4. The feed according to claim 3, wherein the feed comprises at least part of a fly larva that is pricked and then kept away from sustenance for a while with moisture maintained.

5. The feed according to claim 3, wherein the feed comprises at least part of a fly larva that is kept away from sustenance for a while with moisture maintained and then pricked.

6. The feed according to claim 1, wherein the feed comprises the entire components of the insect larva.

7. The feed according to claim 6, wherein the feed comprises the insect larva in a crushed form.

8. The feed according to claim 6, wherein the feed contains a cuticular layer at a surface of a body of the insect larva.

9. A method of producing feed, comprising: a first step of obtaining an insect larva having an antimicrobial activity; a second step of drying the larva; and a third step of mixing at least part of the larva having undergone the second step in the feed.

10. The method according to claim 9, further comprising a step of crushing the dried larva having undergone the second step, wherein the larva crushed in that step is supplied to the third step.

11. The method according to claim 9, wherein the first step includes a step of separating the insect larva, a step of pricking the separated larva, and a step of waiting for the pricked larva to express an antimicrobial activity.

12. The method according to claim 11, wherein the first step further includes a step of refrigeration-anesthetizing the larva when pricking it.

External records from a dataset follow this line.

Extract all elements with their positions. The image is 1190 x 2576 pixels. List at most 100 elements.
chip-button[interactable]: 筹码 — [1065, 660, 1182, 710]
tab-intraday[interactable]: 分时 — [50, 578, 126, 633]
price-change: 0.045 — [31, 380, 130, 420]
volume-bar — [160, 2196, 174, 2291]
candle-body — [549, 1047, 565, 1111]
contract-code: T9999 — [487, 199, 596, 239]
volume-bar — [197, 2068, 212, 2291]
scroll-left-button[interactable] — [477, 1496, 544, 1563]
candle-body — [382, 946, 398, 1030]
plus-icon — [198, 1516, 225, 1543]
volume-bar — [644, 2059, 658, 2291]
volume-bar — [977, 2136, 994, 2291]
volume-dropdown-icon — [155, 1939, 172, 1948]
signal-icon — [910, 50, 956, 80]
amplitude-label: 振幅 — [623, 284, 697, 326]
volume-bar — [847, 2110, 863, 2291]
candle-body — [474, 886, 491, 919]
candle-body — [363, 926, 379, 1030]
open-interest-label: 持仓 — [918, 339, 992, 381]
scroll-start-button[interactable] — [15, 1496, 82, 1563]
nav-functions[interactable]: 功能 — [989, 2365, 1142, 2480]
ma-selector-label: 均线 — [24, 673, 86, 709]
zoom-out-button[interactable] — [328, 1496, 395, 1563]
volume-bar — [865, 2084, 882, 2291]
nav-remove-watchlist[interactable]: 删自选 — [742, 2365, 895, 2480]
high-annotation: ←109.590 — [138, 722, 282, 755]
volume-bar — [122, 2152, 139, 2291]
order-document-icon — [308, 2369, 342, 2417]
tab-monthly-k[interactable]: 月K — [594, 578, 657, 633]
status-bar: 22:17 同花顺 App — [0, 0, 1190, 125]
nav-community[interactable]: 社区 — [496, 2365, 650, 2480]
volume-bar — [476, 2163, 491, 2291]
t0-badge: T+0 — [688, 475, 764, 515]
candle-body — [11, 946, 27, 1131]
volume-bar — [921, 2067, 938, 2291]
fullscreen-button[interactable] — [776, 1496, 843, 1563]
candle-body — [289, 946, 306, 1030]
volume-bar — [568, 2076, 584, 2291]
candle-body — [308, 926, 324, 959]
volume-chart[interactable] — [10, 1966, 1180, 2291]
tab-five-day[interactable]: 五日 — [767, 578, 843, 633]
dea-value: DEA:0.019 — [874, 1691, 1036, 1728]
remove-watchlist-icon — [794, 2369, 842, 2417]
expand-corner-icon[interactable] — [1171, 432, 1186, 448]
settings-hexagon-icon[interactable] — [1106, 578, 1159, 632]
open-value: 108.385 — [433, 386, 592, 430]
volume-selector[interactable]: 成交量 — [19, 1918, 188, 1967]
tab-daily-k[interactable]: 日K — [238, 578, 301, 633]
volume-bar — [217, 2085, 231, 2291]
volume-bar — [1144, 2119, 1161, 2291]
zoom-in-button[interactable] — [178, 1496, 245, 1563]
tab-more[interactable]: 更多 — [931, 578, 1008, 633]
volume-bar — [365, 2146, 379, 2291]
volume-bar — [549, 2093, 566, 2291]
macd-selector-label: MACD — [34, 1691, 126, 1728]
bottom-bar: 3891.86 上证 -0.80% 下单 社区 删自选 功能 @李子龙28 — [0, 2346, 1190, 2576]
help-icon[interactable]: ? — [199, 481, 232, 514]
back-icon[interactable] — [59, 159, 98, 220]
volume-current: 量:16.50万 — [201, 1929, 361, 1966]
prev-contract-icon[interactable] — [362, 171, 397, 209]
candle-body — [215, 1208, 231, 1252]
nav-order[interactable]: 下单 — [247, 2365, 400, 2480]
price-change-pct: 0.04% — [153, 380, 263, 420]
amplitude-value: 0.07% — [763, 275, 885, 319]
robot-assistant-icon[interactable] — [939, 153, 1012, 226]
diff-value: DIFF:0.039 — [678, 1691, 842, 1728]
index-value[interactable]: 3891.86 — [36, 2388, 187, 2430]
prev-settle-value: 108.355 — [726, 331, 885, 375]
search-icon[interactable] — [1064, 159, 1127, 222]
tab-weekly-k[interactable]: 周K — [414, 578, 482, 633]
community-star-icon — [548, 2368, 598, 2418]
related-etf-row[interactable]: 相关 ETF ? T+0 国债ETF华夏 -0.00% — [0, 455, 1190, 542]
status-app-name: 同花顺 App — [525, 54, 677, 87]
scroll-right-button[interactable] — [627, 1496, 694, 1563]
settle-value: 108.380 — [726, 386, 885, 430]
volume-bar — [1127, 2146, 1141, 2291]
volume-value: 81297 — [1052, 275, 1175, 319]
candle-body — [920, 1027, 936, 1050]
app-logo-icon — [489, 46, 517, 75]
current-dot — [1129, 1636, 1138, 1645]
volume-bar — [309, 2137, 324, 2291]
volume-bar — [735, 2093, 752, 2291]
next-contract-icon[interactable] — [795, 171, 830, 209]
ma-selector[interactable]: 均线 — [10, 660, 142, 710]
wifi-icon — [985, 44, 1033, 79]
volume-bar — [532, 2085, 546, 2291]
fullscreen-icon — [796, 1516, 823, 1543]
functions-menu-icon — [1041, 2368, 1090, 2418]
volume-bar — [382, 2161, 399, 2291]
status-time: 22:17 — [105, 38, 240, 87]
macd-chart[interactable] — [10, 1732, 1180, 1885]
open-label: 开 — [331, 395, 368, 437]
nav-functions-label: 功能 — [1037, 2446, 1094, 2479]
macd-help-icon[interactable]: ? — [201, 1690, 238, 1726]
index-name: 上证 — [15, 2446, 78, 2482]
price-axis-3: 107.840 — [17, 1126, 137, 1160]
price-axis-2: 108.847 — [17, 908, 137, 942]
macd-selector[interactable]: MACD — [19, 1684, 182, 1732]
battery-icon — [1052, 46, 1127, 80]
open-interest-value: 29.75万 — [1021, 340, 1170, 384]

13. The method according to claim 9, wherein the insect is a fly.

14. The method according to claim 9, further comprising: a fourth step of crushing the insect larva having undergone the second step to obtain crushed powder thereof; and a fifth step of extracting part of the crushed powder to check for production of an antimicrobial activity, wherein in the third step, the crushed powder in which production of an antimicrobial activity has been confirmed in the fifth step is mixed in the feed.

15. The method according to claim 9, wherein the first step includes a step of obtaining the insect larva, a step of moving the obtained larva into a water current, and a step of arraying the larva spread from one another by the water current.

16. The method according to claim 9, wherein the first step includes a step of obtaining the insect larva, a step of spreading the obtained larva from one another, and a step of arraying the spread larva one after another at a predetermined position.

17. A larva pricking apparatus comprising: a larva arraying portion for arraying insect larvae that have been refrigeration-anesthetized; a pricking needle for pricking, for expression of an antimicrobial activity, the insect larvae that have been spread from one another after being refrigeration-anesthetized.

18. The apparatus according to claim 17, further comprising: a transport portion for transporting the larva arraying portion to a position of the pricking needle; and a cleaning portion for cleaning the larva arraying portion.

19. The apparatus according to claim 17, further comprising a needle cleaning portion for cleaning the pricking needle.

20. The apparatus according to claim 17, wherein the insect is a fly.